Rafael Kubelík (1914-96)
For me, Rafael Kubelík was a particularly persuasive conductor of this masterwork. From his several recordings of K504 here is his 1981 Bavarian Radio version for CBS/Sony. Ideal pacing and repeat scheme (none until the Finale, although both halves of that movement would have been welcome) and short grace notes in the slow movement.
Col…Quite agree about Kubelik. He served the music, not himself. That’s something he had in common with Vernon Handley, who admired him very much (and Tod was quite sparing in his admiration for colleagues!). He once said to me that you could tell what Kubelik was conducting even with the sound switched off! Hmm….not SO sure about that, but I saw his point. Would be fun to try it out – a more wacky version of Joseph Cooper’s Dummy Keyboard on BBC-2’s much-missed ‘Face The Music’? I’m sure you know Kubelik’s CBS/Sony remakes of the Schumann symphonies. His first set for Deutsche Grammophon is wonderful too, but there’s more charm from the Bavarians. They’re gorgeous discs. Listen to the chuckling dialogue of first and second violins, left and right, at the start of the Spring Symphony’s finale, and I challenge anyone not to smile.

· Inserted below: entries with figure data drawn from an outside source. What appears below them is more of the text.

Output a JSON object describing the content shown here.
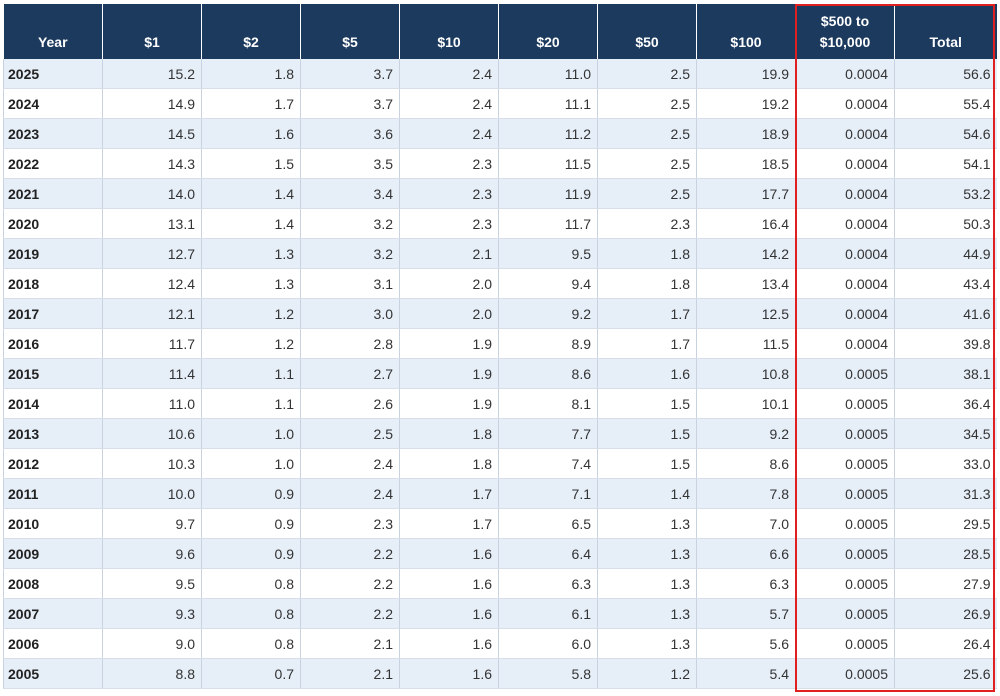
{
  "table": {
    "headers": [
      "Year",
      "$1",
      "$2",
      "$5",
      "$10",
      "$20",
      "$50",
      "$100",
      "$500 to $10,000",
      "Total"
    ],
    "header_lines": {
      "col8": [
        "$500 to",
        "$10,000"
      ]
    },
    "rows": [
      [
        "2025",
        "15.2",
        "1.8",
        "3.7",
        "2.4",
        "11.0",
        "2.5",
        "19.9",
        "0.0004",
        "56.6"
      ],
      [
        "2024",
        "14.9",
        "1.7",
        "3.7",
        "2.4",
        "11.1",
        "2.5",
        "19.2",
        "0.0004",
        "55.4"
      ],
      [
        "2023",
        "14.5",
        "1.6",
        "3.6",
        "2.4",
        "11.2",
        "2.5",
        "18.9",
        "0.0004",
        "54.6"
      ],
      [
        "2022",
        "14.3",
        "1.5",
        "3.5",
        "2.3",
        "11.5",
        "2.5",
        "18.5",
        "0.0004",
        "54.1"
      ],
      [
        "2021",
        "14.0",
        "1.4",
        "3.4",
        "2.3",
        "11.9",
        "2.5",
        "17.7",
        "0.0004",
        "53.2"
      ],
      [
        "2020",
        "13.1",
        "1.4",
        "3.2",
        "2.3",
        "11.7",
        "2.3",
        "16.4",
        "0.0004",
        "50.3"
      ],
      [
        "2019",
        "12.7",
        "1.3",
        "3.2",
        "2.1",
        "9.5",
        "1.8",
        "14.2",
        "0.0004",
        "44.9"
      ],
      [
        "2018",
        "12.4",
        "1.3",
        "3.1",
        "2.0",
        "9.4",
        "1.8",
        "13.4",
        "0.0004",
        "43.4"
      ],
      [
        "2017",
        "12.1",
        "1.2",
        "3.0",
        "2.0",
        "9.2",
        "1.7",
        "12.5",
        "0.0004",
        "41.6"
      ],
      [
        "2016",
        "11.7",
        "1.2",
        "2.8",
        "1.9",
        "8.9",
        "1.7",
        "11.5",
        "0.0004",
        "39.8"
      ],
      [
        "2015",
        "11.4",
        "1.1",
        "2.7",
        "1.9",
        "8.6",
        "1.6",
        "10.8",
        "0.0005",
        "38.1"
      ],
      [
        "2014",
        "11.0",
        "1.1",
        "2.6",
        "1.9",
        "8.1",
        "1.5",
        "10.1",
        "0.0005",
        "36.4"
      ],
      [
        "2013",
        "10.6",
        "1.0",
        "2.5",
        "1.8",
        "7.7",
        "1.5",
        "9.2",
        "0.0005",
        "34.5"
      ],
      [
        "2012",
        "10.3",
        "1.0",
        "2.4",
        "1.8",
        "7.4",
        "1.5",
        "8.6",
        "0.0005",
        "33.0"
      ],
      [
        "2011",
        "10.0",
        "0.9",
        "2.4",
        "1.7",
        "7.1",
        "1.4",
        "7.8",
        "0.0005",
        "31.3"
      ],
      [
        "2010",
        "9.7",
        "0.9",
        "2.3",
        "1.7",
        "6.5",
        "1.3",
        "7.0",
        "0.0005",
        "29.5"
      ],
      [
        "2009",
        "9.6",
        "0.9",
        "2.2",
        "1.6",
        "6.4",
        "1.3",
        "6.6",
        "0.0005",
        "28.5"
      ],
      [
        "2008",
        "9.5",
        "0.8",
        "2.2",
        "1.6",
        "6.3",
        "1.3",
        "6.3",
        "0.0005",
        "27.9"
      ],
      [
        "2007",
        "9.3",
        "0.8",
        "2.2",
        "1.6",
        "6.1",
        "1.3",
        "5.7",
        "0.0005",
        "26.9"
      ],
      [
        "2006",
        "9.0",
        "0.8",
        "2.1",
        "1.6",
        "6.0",
        "1.3",
        "5.6",
        "0.0005",
        "26.4"
      ],
      [
        "2005",
        "8.8",
        "0.7",
        "2.1",
        "1.6",
        "5.8",
        "1.2",
        "5.4",
        "0.0005",
        "25.6"
      ]
    ]
  },
  "colors": {
    "header_bg": "#1c3a5e",
    "row_alt_bg": "#e6eef8",
    "highlight_border": "#e02020"
  }
}
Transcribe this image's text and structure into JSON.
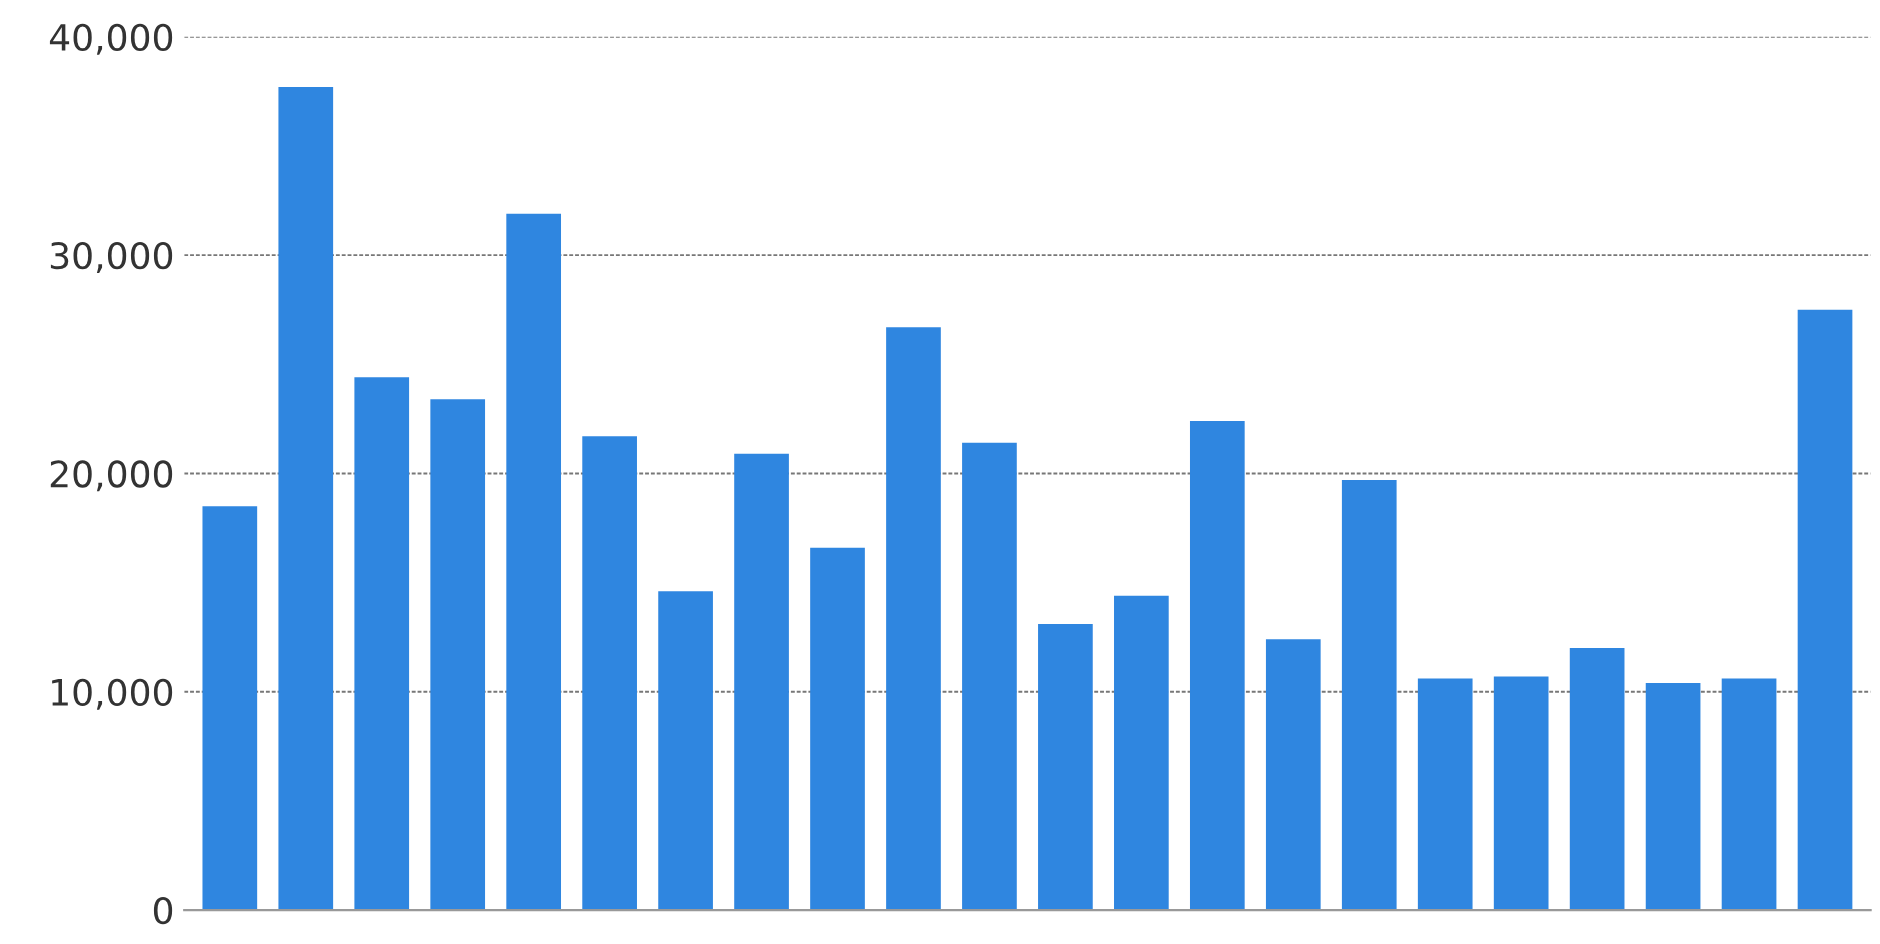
{
  "chart_data": {
    "type": "bar",
    "categories": [
      null,
      null,
      null,
      null,
      null,
      null,
      null,
      null,
      null,
      null,
      null,
      null,
      null,
      null,
      null,
      null,
      null,
      null,
      null,
      null,
      null,
      null
    ],
    "values": [
      18500,
      37700,
      24400,
      23400,
      31900,
      21700,
      14600,
      20900,
      16600,
      26700,
      21400,
      13100,
      14400,
      22400,
      12400,
      19700,
      10600,
      10700,
      12000,
      10400,
      10600,
      27500
    ],
    "color": "#2f86e0",
    "ylim": [
      0,
      40000
    ],
    "yticks": [
      {
        "value": 0,
        "label": "0"
      },
      {
        "value": 10000,
        "label": "10,000"
      },
      {
        "value": 20000,
        "label": "20,000"
      },
      {
        "value": 30000,
        "label": "30,000"
      },
      {
        "value": 40000,
        "label": "40,000"
      }
    ],
    "grid": "y",
    "tick_labels": "y"
  }
}
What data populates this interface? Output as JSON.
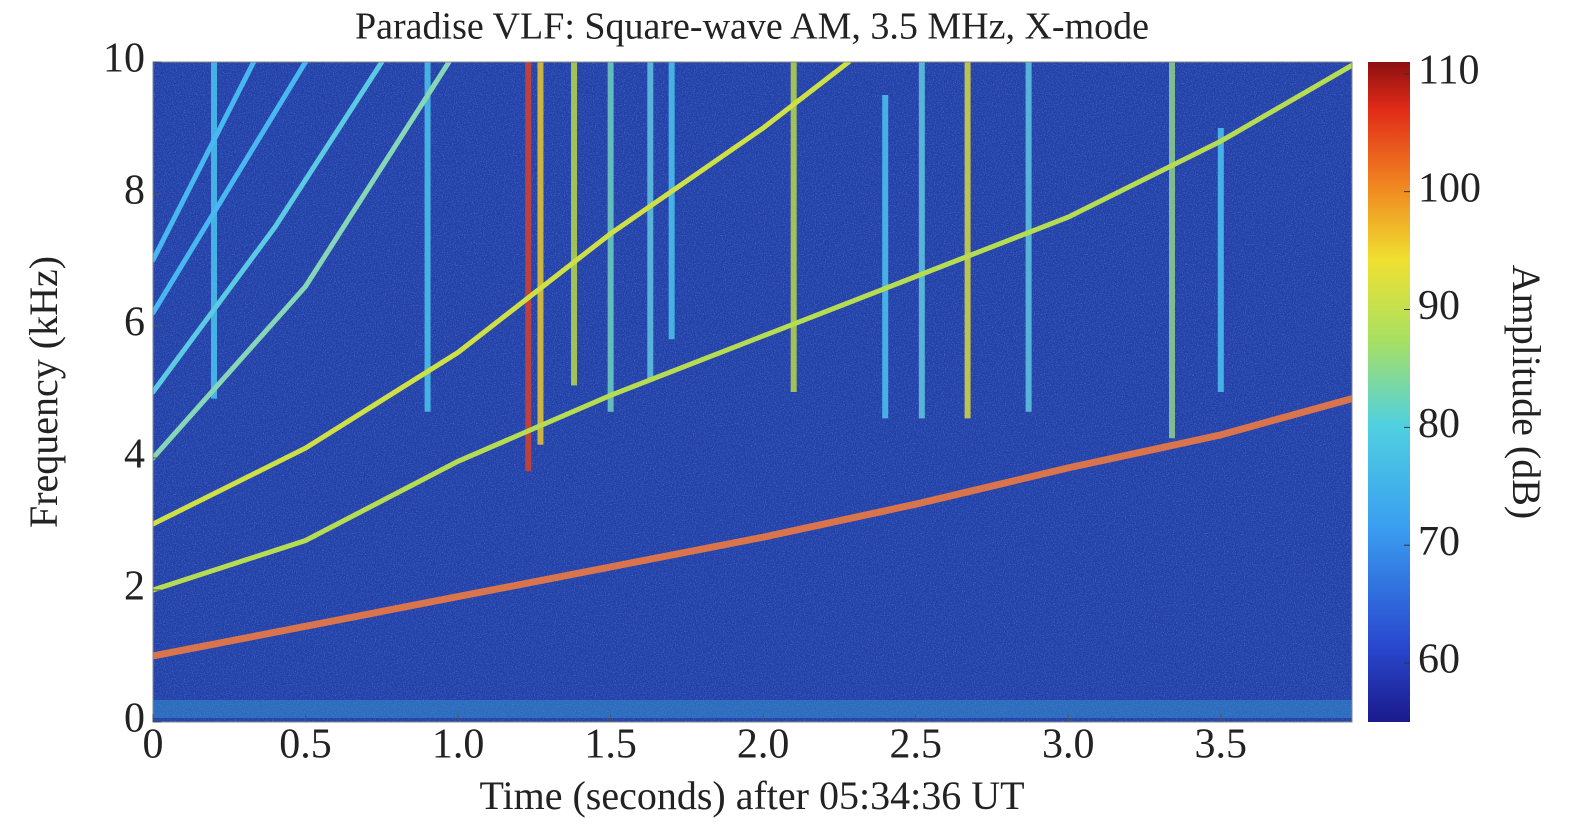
{
  "chart_data": {
    "type": "spectrogram",
    "title": "Paradise VLF: Square-wave AM, 3.5 MHz, X-mode",
    "xlabel": "Time (seconds) after 05:34:36 UT",
    "ylabel": "Frequency (kHz)",
    "xlim": [
      0,
      3.93
    ],
    "xticks": [
      0,
      0.5,
      {
        "value": 1,
        "label": "1.0"
      },
      1.5,
      {
        "value": 2,
        "label": "2.0"
      },
      2.5,
      {
        "value": 3,
        "label": "3.0"
      },
      3.5
    ],
    "ylim": [
      0,
      10
    ],
    "yticks": [
      0,
      2,
      4,
      6,
      8,
      10
    ],
    "background_color": "#2340a8",
    "series": [
      {
        "color": "#d9744c",
        "x": [
          0,
          0.5,
          1,
          1.5,
          2,
          2.5,
          3,
          3.5,
          3.93
        ],
        "values": [
          1.0,
          1.45,
          1.9,
          2.35,
          2.8,
          3.3,
          3.85,
          4.35,
          4.9
        ]
      },
      {
        "color": "#b6dc52",
        "x": [
          0,
          0.5,
          1,
          1.5,
          2,
          2.5,
          3,
          3.5,
          3.93
        ],
        "values": [
          2.0,
          2.75,
          3.95,
          4.95,
          5.85,
          6.75,
          7.65,
          8.8,
          9.95
        ]
      },
      {
        "color": "#cfe044",
        "x": [
          0,
          0.5,
          1,
          1.5,
          2,
          2.28
        ],
        "values": [
          3.0,
          4.15,
          5.6,
          7.4,
          9.0,
          10
        ]
      },
      {
        "color": "#86d6b8",
        "x": [
          0,
          0.5,
          0.97
        ],
        "values": [
          4.0,
          6.6,
          10
        ]
      },
      {
        "color": "#5ccae2",
        "x": [
          0,
          0.4,
          0.75
        ],
        "values": [
          5.0,
          7.5,
          10
        ]
      },
      {
        "color": "#4ab8f0",
        "x": [
          0,
          0.5
        ],
        "values": [
          6.2,
          10
        ]
      },
      {
        "color": "#4ab8f0",
        "x": [
          0,
          0.33
        ],
        "values": [
          7.0,
          10
        ]
      }
    ],
    "bursts": [
      {
        "t": 0.2,
        "fmin": 4.9,
        "fmax": 10,
        "color": "#4cc4ee"
      },
      {
        "t": 0.9,
        "fmin": 4.7,
        "fmax": 10,
        "color": "#4cc4ee"
      },
      {
        "t": 1.23,
        "fmin": 3.8,
        "fmax": 10,
        "color": "#d8402a"
      },
      {
        "t": 1.27,
        "fmin": 4.2,
        "fmax": 10,
        "color": "#e8c830"
      },
      {
        "t": 1.38,
        "fmin": 5.1,
        "fmax": 10,
        "color": "#b8d848"
      },
      {
        "t": 1.5,
        "fmin": 4.7,
        "fmax": 10,
        "color": "#70d0c0"
      },
      {
        "t": 1.63,
        "fmin": 5.2,
        "fmax": 10,
        "color": "#60c8e0"
      },
      {
        "t": 1.7,
        "fmin": 5.8,
        "fmax": 10,
        "color": "#4cc4ee"
      },
      {
        "t": 2.1,
        "fmin": 5.0,
        "fmax": 10,
        "color": "#b8d848"
      },
      {
        "t": 2.4,
        "fmin": 4.6,
        "fmax": 9.5,
        "color": "#4cc4ee"
      },
      {
        "t": 2.52,
        "fmin": 4.6,
        "fmax": 10,
        "color": "#60c8e0"
      },
      {
        "t": 2.67,
        "fmin": 4.6,
        "fmax": 10,
        "color": "#d8d840"
      },
      {
        "t": 2.87,
        "fmin": 4.7,
        "fmax": 10,
        "color": "#60c8e0"
      },
      {
        "t": 3.34,
        "fmin": 4.3,
        "fmax": 10,
        "color": "#90d090"
      },
      {
        "t": 3.5,
        "fmin": 5.0,
        "fmax": 9.0,
        "color": "#4cc4ee"
      }
    ],
    "colorbar": {
      "label": "Amplitude (dB)",
      "lim": [
        55,
        111
      ],
      "ticks": [
        60,
        70,
        80,
        90,
        100,
        110
      ]
    }
  }
}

I attended my only Kubelik London concert in two Brahms symphonies. My companion, the master pianist Martino Tirimo learned over and whispered “it is like hearing Brahms conduct his own music”. Never a truer word. I remain a huge fan. His Mahler has been dismissed as “lightweight”. Rubbish. It is the critic who is deficient in spotting a true genius in the interpretation of Mahler. Kubelik was simply for me one of the greatest conductors of the 20th century. His Mozart, in which I have multiple versions, might lack modern conventions for repeats but when he did concur I wished the performance would never end. A bit like Beecham really!!
That would be Brahms 3 & 4 with the LSO. In that same visit RK coupled the Prague Symphony with Bruckner 9.